There are several reasons for this tendency, going back to the histories of film and of animation:

  • Historical: Film sound from its beginning played two roles: a) to attract attention to the cinematic apparatus and b) to legitimize the image (Lastra 2000). Sound as a craft was also regarded as technical rather than artistic. Animation sound relied heavily upon music for both musical and sound effects moments (Curtis 1992).
  • Technological: Location sound (or “production sound”) has always been a process of isolation—removing the location’s noise and ambience to preserve the primary signal, namely the voice.
  • Methodological: While production sound is restrictive (see No. 2), post-production sound is primarily additive, in the sense that sonic elements are re-built in the studio. Foley (character movement sounds), ADR (dialogue replacement), and sound effects recording and design are created in layers to produce the expectation of audiovisual verisimilitude and rational continuity.
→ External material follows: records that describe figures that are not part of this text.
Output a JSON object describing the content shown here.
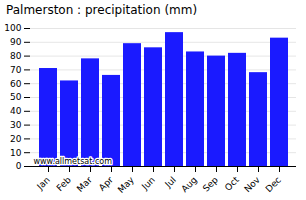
{
  "chart_data": {
    "type": "bar",
    "title": "Palmerston : precipitation (mm)",
    "categories": [
      "Jan",
      "Feb",
      "Mar",
      "Apr",
      "May",
      "Jun",
      "Jul",
      "Aug",
      "Sep",
      "Oct",
      "Nov",
      "Dec"
    ],
    "values": [
      71,
      62,
      78,
      66,
      89,
      86,
      97,
      83,
      80,
      82,
      68,
      93
    ],
    "color": "#1a1aff",
    "ylim": [
      0,
      100
    ],
    "yticks": [
      0,
      10,
      20,
      30,
      40,
      50,
      60,
      70,
      80,
      90,
      100
    ],
    "grid": true,
    "annotations": [
      "www.allmetsat.com"
    ]
  }
}
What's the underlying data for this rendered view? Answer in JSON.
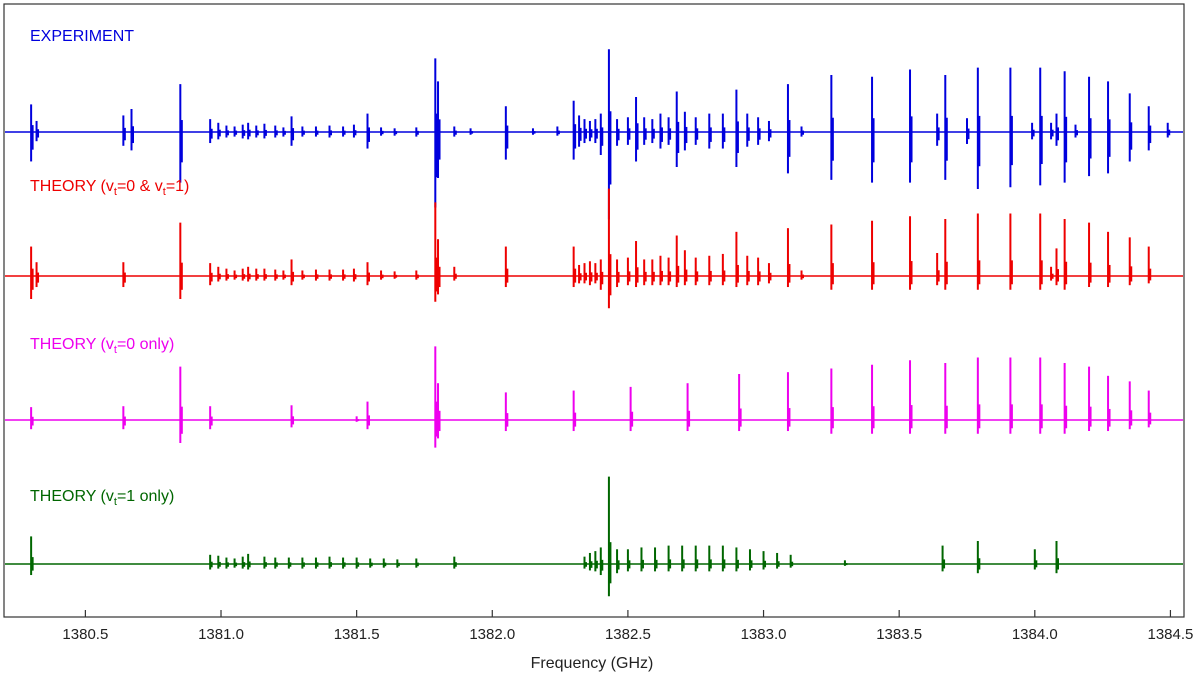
{
  "chart_data": {
    "type": "line",
    "xlabel": "Frequency (GHz)",
    "xlim": [
      1380.2,
      1384.55
    ],
    "xticks": [
      1380.5,
      1381.0,
      1381.5,
      1382.0,
      1382.5,
      1383.0,
      1383.5,
      1384.0,
      1384.5
    ],
    "xtick_labels": [
      "1380.5",
      "1381.0",
      "1381.5",
      "1382.0",
      "1382.5",
      "1383.0",
      "1383.5",
      "1384.0",
      "1384.5"
    ],
    "grid": false,
    "series": [
      {
        "name": "EXPERIMENT",
        "label_parts": [
          {
            "t": "EXPERIMENT"
          }
        ],
        "color": "#0000dd",
        "lines": [
          [
            1380.3,
            0.3,
            0.32
          ],
          [
            1380.32,
            0.12,
            0.1
          ],
          [
            1380.64,
            0.18,
            0.15
          ],
          [
            1380.67,
            0.25,
            0.2
          ],
          [
            1380.85,
            0.52,
            0.55
          ],
          [
            1380.96,
            0.14,
            0.12
          ],
          [
            1380.99,
            0.1,
            0.08
          ],
          [
            1381.02,
            0.07,
            0.06
          ],
          [
            1381.05,
            0.06,
            0.05
          ],
          [
            1381.08,
            0.08,
            0.07
          ],
          [
            1381.1,
            0.1,
            0.08
          ],
          [
            1381.13,
            0.07,
            0.06
          ],
          [
            1381.16,
            0.09,
            0.07
          ],
          [
            1381.2,
            0.07,
            0.06
          ],
          [
            1381.23,
            0.05,
            0.05
          ],
          [
            1381.26,
            0.17,
            0.15
          ],
          [
            1381.3,
            0.06,
            0.05
          ],
          [
            1381.35,
            0.06,
            0.05
          ],
          [
            1381.4,
            0.07,
            0.06
          ],
          [
            1381.45,
            0.06,
            0.05
          ],
          [
            1381.49,
            0.08,
            0.06
          ],
          [
            1381.54,
            0.2,
            0.18
          ],
          [
            1381.59,
            0.05,
            0.04
          ],
          [
            1381.64,
            0.04,
            0.04
          ],
          [
            1381.72,
            0.05,
            0.05
          ],
          [
            1381.79,
            0.8,
            0.82
          ],
          [
            1381.8,
            0.55,
            0.5
          ],
          [
            1381.86,
            0.06,
            0.05
          ],
          [
            1381.92,
            0.04,
            0.03
          ],
          [
            1382.05,
            0.28,
            0.3
          ],
          [
            1382.15,
            0.04,
            0.03
          ],
          [
            1382.24,
            0.06,
            0.04
          ],
          [
            1382.3,
            0.34,
            0.3
          ],
          [
            1382.32,
            0.18,
            0.16
          ],
          [
            1382.34,
            0.14,
            0.12
          ],
          [
            1382.36,
            0.12,
            0.1
          ],
          [
            1382.38,
            0.14,
            0.12
          ],
          [
            1382.4,
            0.2,
            0.25
          ],
          [
            1382.43,
            0.9,
            0.95
          ],
          [
            1382.46,
            0.14,
            0.15
          ],
          [
            1382.5,
            0.16,
            0.14
          ],
          [
            1382.53,
            0.38,
            0.32
          ],
          [
            1382.56,
            0.16,
            0.14
          ],
          [
            1382.59,
            0.14,
            0.12
          ],
          [
            1382.62,
            0.2,
            0.18
          ],
          [
            1382.65,
            0.16,
            0.14
          ],
          [
            1382.68,
            0.44,
            0.38
          ],
          [
            1382.71,
            0.22,
            0.2
          ],
          [
            1382.75,
            0.16,
            0.14
          ],
          [
            1382.8,
            0.2,
            0.18
          ],
          [
            1382.85,
            0.2,
            0.18
          ],
          [
            1382.9,
            0.46,
            0.38
          ],
          [
            1382.94,
            0.2,
            0.16
          ],
          [
            1382.98,
            0.16,
            0.14
          ],
          [
            1383.02,
            0.12,
            0.1
          ],
          [
            1383.09,
            0.52,
            0.45
          ],
          [
            1383.14,
            0.06,
            0.05
          ],
          [
            1383.25,
            0.62,
            0.52
          ],
          [
            1383.4,
            0.6,
            0.55
          ],
          [
            1383.54,
            0.68,
            0.55
          ],
          [
            1383.64,
            0.2,
            0.15
          ],
          [
            1383.67,
            0.62,
            0.52
          ],
          [
            1383.75,
            0.15,
            0.13
          ],
          [
            1383.79,
            0.7,
            0.62
          ],
          [
            1383.91,
            0.7,
            0.6
          ],
          [
            1383.99,
            0.1,
            0.08
          ],
          [
            1384.02,
            0.7,
            0.58
          ],
          [
            1384.06,
            0.1,
            0.08
          ],
          [
            1384.08,
            0.2,
            0.15
          ],
          [
            1384.11,
            0.66,
            0.55
          ],
          [
            1384.15,
            0.08,
            0.06
          ],
          [
            1384.2,
            0.6,
            0.48
          ],
          [
            1384.27,
            0.55,
            0.45
          ],
          [
            1384.35,
            0.42,
            0.32
          ],
          [
            1384.42,
            0.28,
            0.2
          ],
          [
            1384.49,
            0.1,
            0.06
          ]
        ]
      },
      {
        "name": "THEORY (vt=0 & vt=1)",
        "label_parts": [
          {
            "t": "THEORY (v"
          },
          {
            "t": "t",
            "sub": true
          },
          {
            "t": "=0 & v"
          },
          {
            "t": "t",
            "sub": true
          },
          {
            "t": "=1)"
          }
        ],
        "color": "#ee0000",
        "lines": [
          [
            1380.3,
            0.32,
            0.25
          ],
          [
            1380.32,
            0.15,
            0.12
          ],
          [
            1380.64,
            0.15,
            0.12
          ],
          [
            1380.85,
            0.58,
            0.25
          ],
          [
            1380.96,
            0.14,
            0.1
          ],
          [
            1380.99,
            0.1,
            0.06
          ],
          [
            1381.02,
            0.08,
            0.05
          ],
          [
            1381.05,
            0.06,
            0.04
          ],
          [
            1381.08,
            0.08,
            0.05
          ],
          [
            1381.1,
            0.1,
            0.06
          ],
          [
            1381.13,
            0.08,
            0.05
          ],
          [
            1381.16,
            0.08,
            0.05
          ],
          [
            1381.2,
            0.07,
            0.05
          ],
          [
            1381.23,
            0.06,
            0.04
          ],
          [
            1381.26,
            0.18,
            0.1
          ],
          [
            1381.3,
            0.06,
            0.04
          ],
          [
            1381.35,
            0.07,
            0.05
          ],
          [
            1381.4,
            0.07,
            0.05
          ],
          [
            1381.45,
            0.07,
            0.05
          ],
          [
            1381.49,
            0.08,
            0.06
          ],
          [
            1381.54,
            0.15,
            0.1
          ],
          [
            1381.59,
            0.06,
            0.04
          ],
          [
            1381.64,
            0.05,
            0.03
          ],
          [
            1381.72,
            0.06,
            0.04
          ],
          [
            1381.79,
            0.8,
            0.28
          ],
          [
            1381.8,
            0.4,
            0.2
          ],
          [
            1381.86,
            0.1,
            0.05
          ],
          [
            1382.05,
            0.32,
            0.12
          ],
          [
            1382.3,
            0.32,
            0.12
          ],
          [
            1382.32,
            0.12,
            0.08
          ],
          [
            1382.34,
            0.14,
            0.08
          ],
          [
            1382.36,
            0.16,
            0.1
          ],
          [
            1382.38,
            0.14,
            0.08
          ],
          [
            1382.4,
            0.18,
            0.15
          ],
          [
            1382.43,
            0.95,
            0.35
          ],
          [
            1382.46,
            0.18,
            0.12
          ],
          [
            1382.5,
            0.2,
            0.1
          ],
          [
            1382.53,
            0.38,
            0.12
          ],
          [
            1382.56,
            0.18,
            0.1
          ],
          [
            1382.59,
            0.18,
            0.1
          ],
          [
            1382.62,
            0.22,
            0.1
          ],
          [
            1382.65,
            0.2,
            0.1
          ],
          [
            1382.68,
            0.44,
            0.12
          ],
          [
            1382.71,
            0.28,
            0.1
          ],
          [
            1382.75,
            0.2,
            0.1
          ],
          [
            1382.8,
            0.22,
            0.1
          ],
          [
            1382.85,
            0.24,
            0.1
          ],
          [
            1382.9,
            0.48,
            0.12
          ],
          [
            1382.94,
            0.22,
            0.1
          ],
          [
            1382.98,
            0.2,
            0.1
          ],
          [
            1383.02,
            0.14,
            0.08
          ],
          [
            1383.09,
            0.52,
            0.12
          ],
          [
            1383.14,
            0.06,
            0.04
          ],
          [
            1383.25,
            0.56,
            0.15
          ],
          [
            1383.4,
            0.6,
            0.15
          ],
          [
            1383.54,
            0.65,
            0.15
          ],
          [
            1383.64,
            0.25,
            0.1
          ],
          [
            1383.67,
            0.62,
            0.15
          ],
          [
            1383.79,
            0.68,
            0.15
          ],
          [
            1383.91,
            0.68,
            0.15
          ],
          [
            1384.02,
            0.68,
            0.15
          ],
          [
            1384.06,
            0.1,
            0.05
          ],
          [
            1384.08,
            0.3,
            0.1
          ],
          [
            1384.11,
            0.62,
            0.15
          ],
          [
            1384.2,
            0.58,
            0.12
          ],
          [
            1384.27,
            0.48,
            0.12
          ],
          [
            1384.35,
            0.42,
            0.1
          ],
          [
            1384.42,
            0.32,
            0.08
          ]
        ]
      },
      {
        "name": "THEORY (vt=0 only)",
        "label_parts": [
          {
            "t": "THEORY (v"
          },
          {
            "t": "t",
            "sub": true
          },
          {
            "t": "=0 only)"
          }
        ],
        "color": "#ee00ee",
        "lines": [
          [
            1380.3,
            0.14,
            0.1
          ],
          [
            1380.64,
            0.15,
            0.1
          ],
          [
            1380.85,
            0.58,
            0.25
          ],
          [
            1380.96,
            0.15,
            0.1
          ],
          [
            1381.26,
            0.16,
            0.08
          ],
          [
            1381.5,
            0.04,
            0.02
          ],
          [
            1381.54,
            0.2,
            0.1
          ],
          [
            1381.79,
            0.8,
            0.3
          ],
          [
            1381.8,
            0.4,
            0.2
          ],
          [
            1382.05,
            0.3,
            0.12
          ],
          [
            1382.3,
            0.32,
            0.12
          ],
          [
            1382.51,
            0.36,
            0.12
          ],
          [
            1382.72,
            0.4,
            0.12
          ],
          [
            1382.91,
            0.5,
            0.12
          ],
          [
            1383.09,
            0.52,
            0.12
          ],
          [
            1383.25,
            0.56,
            0.15
          ],
          [
            1383.4,
            0.6,
            0.15
          ],
          [
            1383.54,
            0.65,
            0.15
          ],
          [
            1383.67,
            0.62,
            0.15
          ],
          [
            1383.79,
            0.68,
            0.15
          ],
          [
            1383.91,
            0.68,
            0.15
          ],
          [
            1384.02,
            0.68,
            0.15
          ],
          [
            1384.11,
            0.62,
            0.15
          ],
          [
            1384.2,
            0.58,
            0.12
          ],
          [
            1384.27,
            0.48,
            0.12
          ],
          [
            1384.35,
            0.42,
            0.1
          ],
          [
            1384.42,
            0.32,
            0.08
          ]
        ]
      },
      {
        "name": "THEORY (vt=1 only)",
        "label_parts": [
          {
            "t": "THEORY (v"
          },
          {
            "t": "t",
            "sub": true
          },
          {
            "t": "=1 only)"
          }
        ],
        "color": "#006600",
        "lines": [
          [
            1380.3,
            0.3,
            0.12
          ],
          [
            1380.96,
            0.1,
            0.06
          ],
          [
            1380.99,
            0.09,
            0.05
          ],
          [
            1381.02,
            0.07,
            0.05
          ],
          [
            1381.05,
            0.06,
            0.04
          ],
          [
            1381.08,
            0.08,
            0.05
          ],
          [
            1381.1,
            0.11,
            0.06
          ],
          [
            1381.16,
            0.08,
            0.05
          ],
          [
            1381.2,
            0.07,
            0.05
          ],
          [
            1381.25,
            0.07,
            0.05
          ],
          [
            1381.3,
            0.07,
            0.05
          ],
          [
            1381.35,
            0.07,
            0.05
          ],
          [
            1381.4,
            0.08,
            0.05
          ],
          [
            1381.45,
            0.07,
            0.05
          ],
          [
            1381.5,
            0.07,
            0.05
          ],
          [
            1381.55,
            0.06,
            0.04
          ],
          [
            1381.6,
            0.06,
            0.04
          ],
          [
            1381.65,
            0.05,
            0.04
          ],
          [
            1381.72,
            0.06,
            0.04
          ],
          [
            1381.86,
            0.08,
            0.05
          ],
          [
            1382.34,
            0.08,
            0.05
          ],
          [
            1382.36,
            0.12,
            0.07
          ],
          [
            1382.38,
            0.14,
            0.08
          ],
          [
            1382.4,
            0.18,
            0.12
          ],
          [
            1382.43,
            0.95,
            0.35
          ],
          [
            1382.46,
            0.16,
            0.1
          ],
          [
            1382.5,
            0.16,
            0.08
          ],
          [
            1382.55,
            0.18,
            0.08
          ],
          [
            1382.6,
            0.18,
            0.08
          ],
          [
            1382.65,
            0.2,
            0.08
          ],
          [
            1382.7,
            0.2,
            0.08
          ],
          [
            1382.75,
            0.2,
            0.08
          ],
          [
            1382.8,
            0.2,
            0.08
          ],
          [
            1382.85,
            0.2,
            0.08
          ],
          [
            1382.9,
            0.18,
            0.08
          ],
          [
            1382.95,
            0.16,
            0.07
          ],
          [
            1383.0,
            0.14,
            0.06
          ],
          [
            1383.05,
            0.12,
            0.05
          ],
          [
            1383.1,
            0.1,
            0.04
          ],
          [
            1383.3,
            0.04,
            0.02
          ],
          [
            1383.66,
            0.2,
            0.08
          ],
          [
            1383.79,
            0.25,
            0.1
          ],
          [
            1384.0,
            0.16,
            0.06
          ],
          [
            1384.08,
            0.25,
            0.1
          ]
        ]
      }
    ]
  }
}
Let us consider the importance of all three sound tendencies by using a simple example: footsteps. If we see someone walking in a (non-animated) film, we expect to hear that sound. Hearing these footsteps satisfies tendency No. 1: to legitimize the image. However, during film production, microphones are pointed at an actor’s voice if he is speaking dialogue in order to capture the clean sound of the voice. This is a reflection of tendency No. 2. As a result of this restriction, Foley performers inside a post-production recording studio will walk in sync to the visual image to produce the desired sound, thereby producing the expectations of tendency No. 3.

This film approach is mirrored in the animated form, except for the fact that animation has no “location sound.” Because there are no actors in existing settings, animation sound is produced from the imagination and applied to invented visuals. However, despite being an entirely different mode of production, animation takes its cues from film in its construction of filmic expectation. Imagine for example a scene similar to the above in an animated film in which a character is walking. Animation students and young animators tend to focus on this element and want to immediately produce sound for this action. This is because it is a synchronous moment that is clearly, visibly evident. There is a strong need to resolve this objective sense of rational closure. It does not matter so much what the sound is—for example, any kind of non-varying “tick tick tick” sound will suffice. The drive to fill the silence with something, anything, is strong. It is a matter of fulfilling the perceptual expectation. Professional-level animation projects will resolve the expectation through the film-based post-production methodology described in No. 3 above.